My wife – 100% Sicilian in background — joyously berates me every time I switch which ethnicity I identify with depending on the circumstance. I am Norwegian-Scottish-Welsh-Dutch-Belgian-Irish in direct background. Or, by last name: Mose-MacRae-Waite-Stahl-Noel-Morgan(Catholic)-Biggin(Prod). So I have a convenient palette to choose from. And that’s not even counting the various North American spinarounds, from upstate NYC to Canada to the Upper Midwest. Nomads, my people, often criminals and peasants.
The story about one of the Irish ancestors, a Biggin I believe, was that he killed a tax collector with a shovel, and thus had to emigrate with all due haste.

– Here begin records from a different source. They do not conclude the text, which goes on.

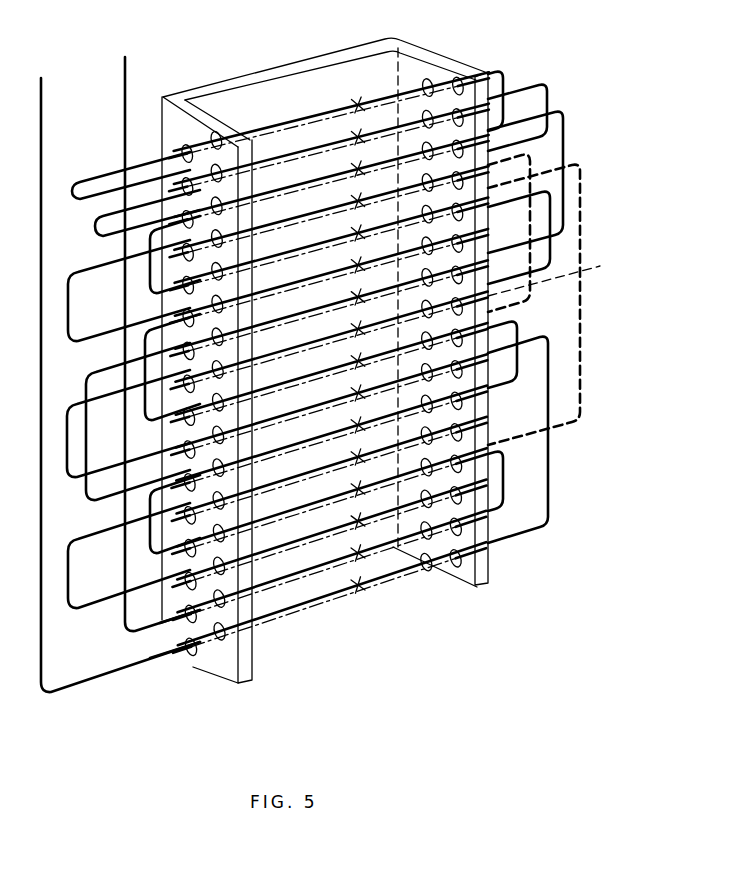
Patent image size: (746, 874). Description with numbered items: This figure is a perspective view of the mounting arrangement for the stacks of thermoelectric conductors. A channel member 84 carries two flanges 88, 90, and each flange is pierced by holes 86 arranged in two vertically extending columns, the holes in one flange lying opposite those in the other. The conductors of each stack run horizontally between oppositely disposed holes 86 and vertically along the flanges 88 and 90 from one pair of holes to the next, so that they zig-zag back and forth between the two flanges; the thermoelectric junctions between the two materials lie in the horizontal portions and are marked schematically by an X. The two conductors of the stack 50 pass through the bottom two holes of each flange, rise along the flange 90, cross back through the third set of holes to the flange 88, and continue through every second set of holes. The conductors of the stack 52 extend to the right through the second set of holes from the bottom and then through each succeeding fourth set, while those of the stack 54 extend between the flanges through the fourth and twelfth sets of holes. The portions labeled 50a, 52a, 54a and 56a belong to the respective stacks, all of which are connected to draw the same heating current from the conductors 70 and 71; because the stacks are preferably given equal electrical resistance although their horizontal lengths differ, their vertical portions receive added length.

The stack 50 is at (150, 630).
The first tube circuit return bend 50a is at (90, 196).
The stack 52 is at (112, 620).
The second tube circuit return bend 52a is at (108, 224).
The stack 54 is at (130, 545).
The third tube circuit return bend 54a is at (98, 286).
The fourth tube circuit return bend 56a is at (600, 280).
The conductor 70 is at (45, 88).
The conductor 71 is at (124, 90).
The channel member 84 is at (290, 92).
The holes 86 is at (190, 150).
The flange 88 is at (252, 652).
The flange 90 is at (487, 586).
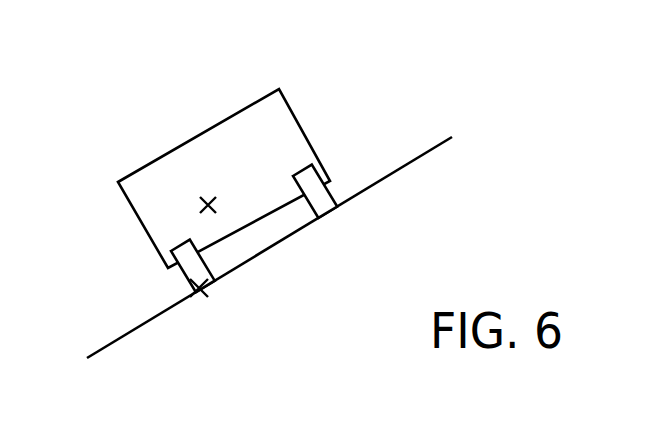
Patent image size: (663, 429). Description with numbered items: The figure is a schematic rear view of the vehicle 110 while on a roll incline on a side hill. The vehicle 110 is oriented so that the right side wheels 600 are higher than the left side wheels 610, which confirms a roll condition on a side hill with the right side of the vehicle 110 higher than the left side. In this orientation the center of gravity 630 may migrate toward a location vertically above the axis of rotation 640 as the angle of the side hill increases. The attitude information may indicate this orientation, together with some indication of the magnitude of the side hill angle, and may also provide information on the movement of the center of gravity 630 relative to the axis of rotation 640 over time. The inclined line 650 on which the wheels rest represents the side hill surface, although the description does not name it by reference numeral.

The vehicle 110 is at (224, 165).
The right side wheels 600 is at (385, 152).
The left side wheels 610 is at (131, 279).
The center of gravity 630 is at (140, 172).
The axis of rotation 640 is at (240, 302).
The inclined ground surface 650 is at (302, 247).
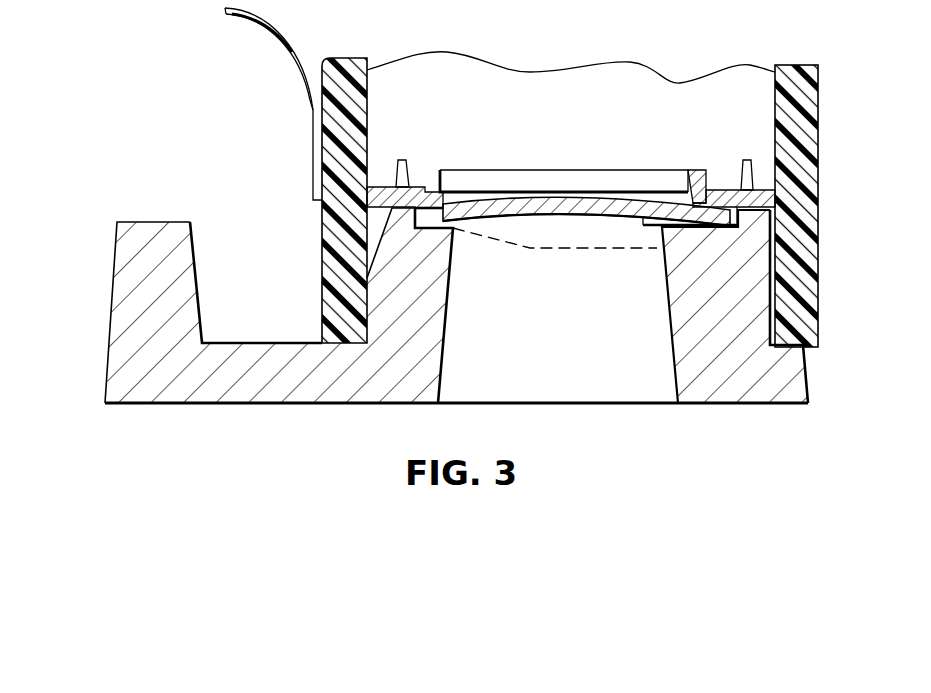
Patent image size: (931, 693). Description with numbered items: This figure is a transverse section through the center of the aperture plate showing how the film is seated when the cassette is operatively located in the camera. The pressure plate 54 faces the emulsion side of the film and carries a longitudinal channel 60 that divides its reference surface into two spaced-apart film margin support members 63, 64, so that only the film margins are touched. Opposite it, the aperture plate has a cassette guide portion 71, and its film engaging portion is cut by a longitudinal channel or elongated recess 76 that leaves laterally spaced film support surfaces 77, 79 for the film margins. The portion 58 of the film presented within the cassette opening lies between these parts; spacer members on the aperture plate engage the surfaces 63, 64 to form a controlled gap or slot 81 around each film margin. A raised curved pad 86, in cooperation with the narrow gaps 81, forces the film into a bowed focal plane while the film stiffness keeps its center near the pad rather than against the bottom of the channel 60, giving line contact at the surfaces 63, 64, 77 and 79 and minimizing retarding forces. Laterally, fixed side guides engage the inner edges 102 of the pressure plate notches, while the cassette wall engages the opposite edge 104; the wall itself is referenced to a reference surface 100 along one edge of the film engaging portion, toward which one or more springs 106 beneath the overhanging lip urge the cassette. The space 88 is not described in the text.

The pressure plate 54 is at (700, 175).
The portion of the film 58 is at (552, 205).
The longitudinal channel 60 is at (448, 200).
The film margin support member 63 is at (420, 205).
The film margin support member 64 is at (705, 205).
The cassette guide portion 71 is at (112, 304).
The longitudinal channel or elongated recess 76 is at (547, 250).
The film support surface 77 is at (428, 240).
The film support surface 79 is at (675, 250).
The controlled gap or slot 81 is at (405, 198).
The pad 86 is at (612, 232).
The annular gap 88 is at (270, 300).
The reference surface 100 is at (322, 300).
The inner edge 102 is at (765, 180).
The opposite edge 104 is at (322, 192).
The spring 106 is at (300, 38).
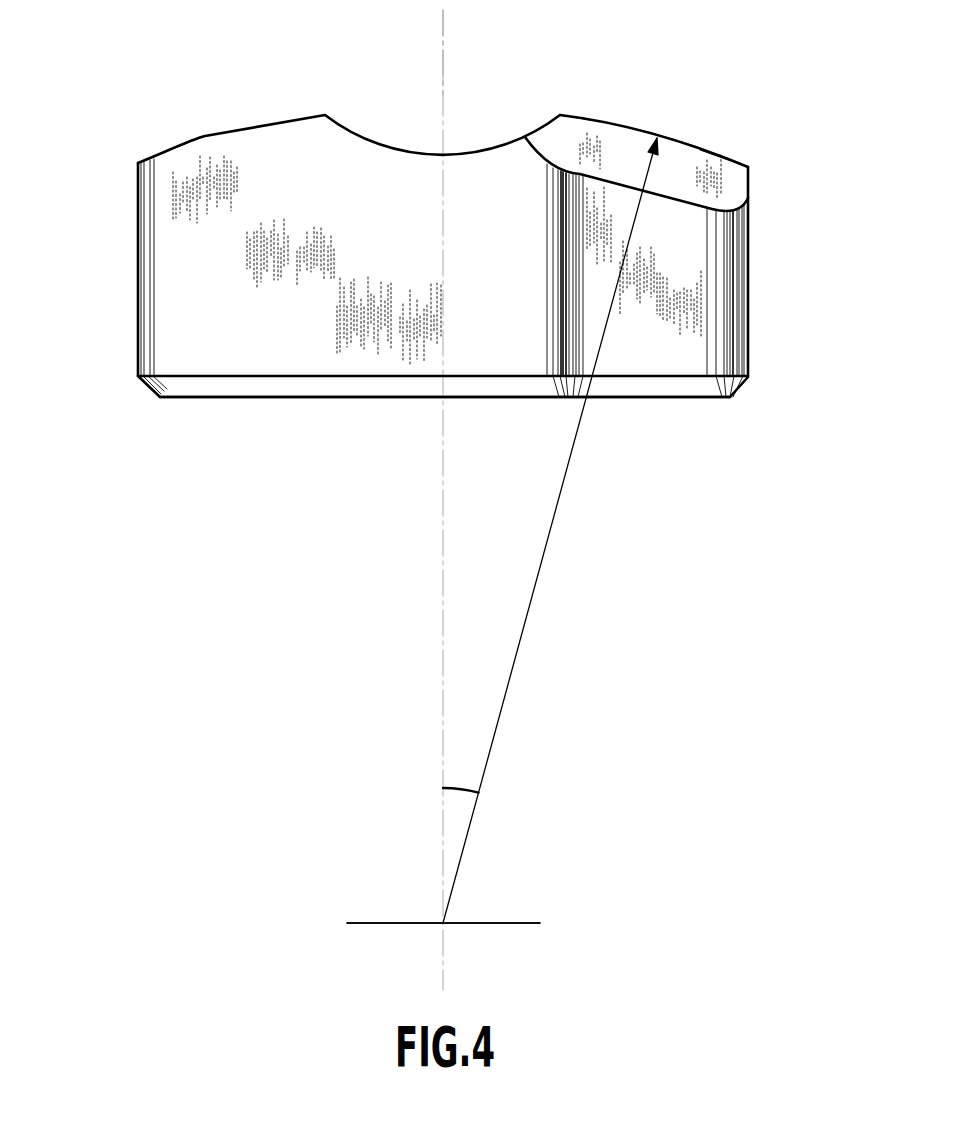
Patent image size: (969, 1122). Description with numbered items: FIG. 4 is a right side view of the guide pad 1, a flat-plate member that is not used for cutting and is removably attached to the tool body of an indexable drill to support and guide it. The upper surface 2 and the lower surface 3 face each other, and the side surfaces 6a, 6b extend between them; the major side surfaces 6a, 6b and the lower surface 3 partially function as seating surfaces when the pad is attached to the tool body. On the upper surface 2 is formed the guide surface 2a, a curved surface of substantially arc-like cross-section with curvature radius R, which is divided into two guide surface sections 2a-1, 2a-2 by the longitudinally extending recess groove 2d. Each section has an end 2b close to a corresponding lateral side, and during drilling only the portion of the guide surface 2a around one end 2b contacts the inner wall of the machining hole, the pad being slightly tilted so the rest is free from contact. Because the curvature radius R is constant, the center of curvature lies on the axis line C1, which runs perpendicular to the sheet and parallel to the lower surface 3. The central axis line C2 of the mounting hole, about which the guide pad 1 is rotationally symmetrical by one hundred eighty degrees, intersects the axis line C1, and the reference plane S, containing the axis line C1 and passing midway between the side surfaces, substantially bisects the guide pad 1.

The guide pad 1 is at (706, 74).
The upper surface 2 is at (296, 117).
The guide surface 2a is at (243, 130).
The first guide surface section 2a-1 is at (200, 138).
The second guide surface section 2a-2 is at (708, 150).
The end of guide surface section 2b is at (732, 190).
The recess groove 2d is at (397, 148).
The lower surface 3 is at (278, 397).
The major side surface 6a is at (138, 240).
The connecting side surface 6b is at (365, 360).
The curvature radius R is at (550, 530).
The axis line C1 is at (443, 922).
The central axis line of mounting hole C2 is at (443, 78).
The reference plane S is at (443, 43).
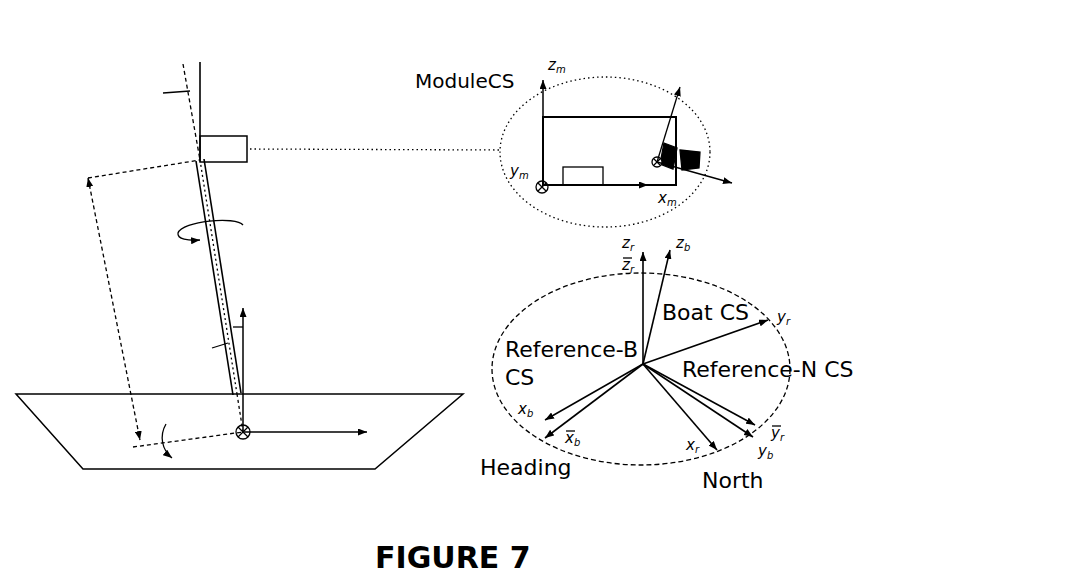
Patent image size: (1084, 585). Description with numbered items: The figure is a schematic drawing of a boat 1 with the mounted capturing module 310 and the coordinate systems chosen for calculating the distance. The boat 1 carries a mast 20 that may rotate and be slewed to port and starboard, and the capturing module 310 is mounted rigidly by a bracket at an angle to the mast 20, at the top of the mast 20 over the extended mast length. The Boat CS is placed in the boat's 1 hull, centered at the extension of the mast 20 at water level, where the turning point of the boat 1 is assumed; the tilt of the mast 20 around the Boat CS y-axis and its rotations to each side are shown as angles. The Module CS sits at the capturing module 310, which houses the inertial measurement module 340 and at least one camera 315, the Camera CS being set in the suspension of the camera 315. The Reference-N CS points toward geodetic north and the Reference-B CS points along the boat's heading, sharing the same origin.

The boat 1 is at (353, 293).
The mast 20 is at (220, 270).
The capturing module 310 is at (607, 117).
The camera 315 is at (682, 149).
The inertial measurement module 340 is at (588, 180).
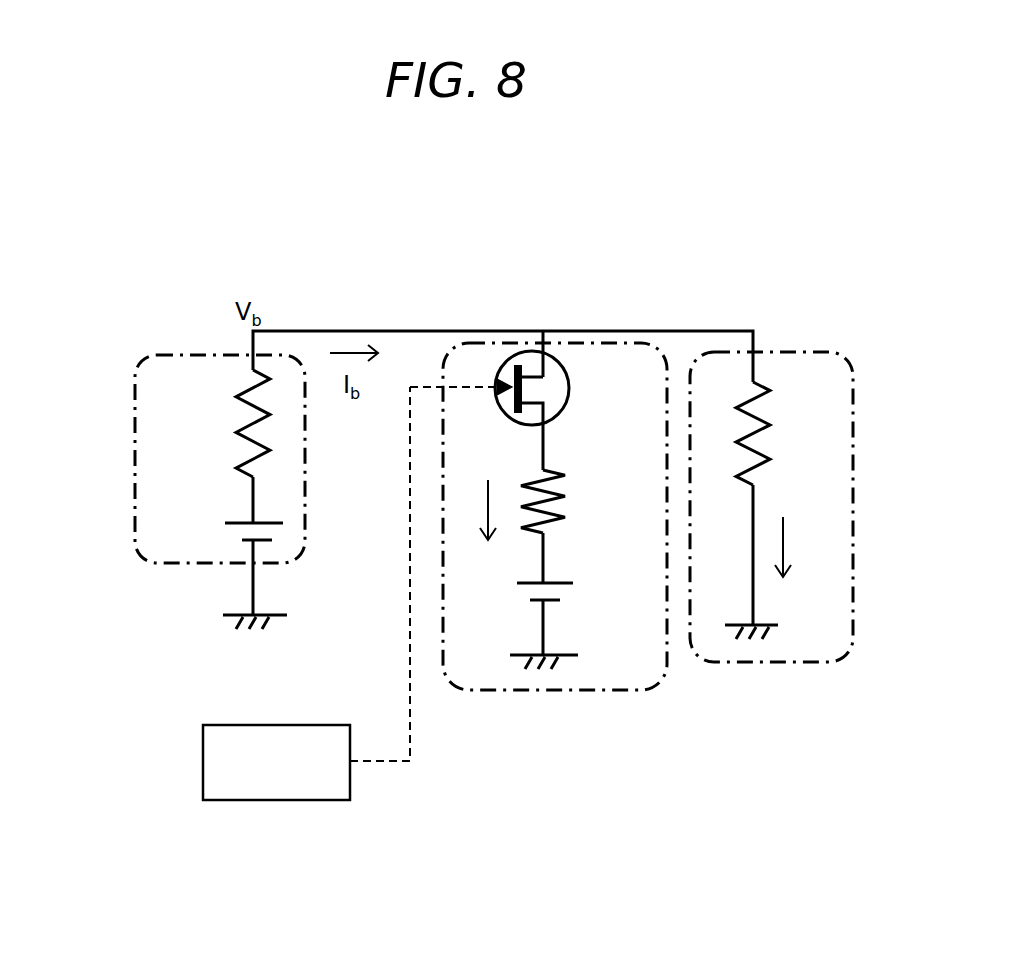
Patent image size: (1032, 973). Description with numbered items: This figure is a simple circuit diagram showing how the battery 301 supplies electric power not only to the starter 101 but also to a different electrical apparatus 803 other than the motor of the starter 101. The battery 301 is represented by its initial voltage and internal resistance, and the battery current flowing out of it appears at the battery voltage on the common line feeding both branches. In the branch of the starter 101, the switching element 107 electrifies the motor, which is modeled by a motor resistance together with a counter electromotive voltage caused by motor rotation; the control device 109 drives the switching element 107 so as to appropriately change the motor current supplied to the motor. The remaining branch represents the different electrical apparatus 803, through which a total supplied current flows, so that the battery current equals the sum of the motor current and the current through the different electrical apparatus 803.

The starter 101 is at (542, 427).
The switching element 107 is at (507, 352).
The control device 109 is at (203, 753).
The battery 301 is at (132, 462).
The different electrical apparatus 803 is at (812, 350).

So you can easily envision how a 12 year old me thought a song about The Troubles, with a music video banned by the BBC for content, sounded like something that had to be owned and devoured.
So I bought this tape for “Invisible Sun”.
Obviously, the two best known songs on the album – “Every Little Thing She Does Is Magic” and “Spirits in the Material World” – are in continual radio play and are still pretty unavoidable.
But the rest of this album is just an unmitigated disaster. God damn, if “Invisible Sun” has just been a hit, I could taped the three good songs off the radio and been satisfied. DAMN you, BBC.
Summers and Copeland, the non-Sting Policemen, have their own quoted issues about how the heavy synth sound took them away from the interesting stuff of their proto-pop punk sound.
But with retrospect and much time spent living in Florida, the real problem with the rest of Ghost In The Machine is that Sting appears to have taken a vacation in the Bahamas, and decided that The Police should subsequently become the best-ever shitty Island-style bar band. We’ll take a godawful tourist-style and make it the best-selling album of 1982.
I hope to hell he meant it as irony, because if not, it’s just hideous crap.
Go to Amazon and listen to tracks 7-11 for yourself: http://www.amazon.com/Ghost-Machine-Police/dp/B000002GF4
Shrieky vocals, low in the mix.
Guitar sounds that barely exist.
Sax work that would make Huey Lewis say, “Boy, that’s some overproduced cheesy shit right there.”
By the time you hit “One World”, and hear Stewart Copeland desperately smacking his drums and cymbals harder and harder and HARDER, trying to inject some small spark of life into these rotting corpse-songs, you have to eject the tape out of a certain amount of embarrassment on his behalf.
But “Invisible Sun” holds its melancholy well. It makes me want to read some Yeats or Garth Ennis, drink some Jamesons or Guinness — and never, ever let the tape reel further than the fadeout of that song.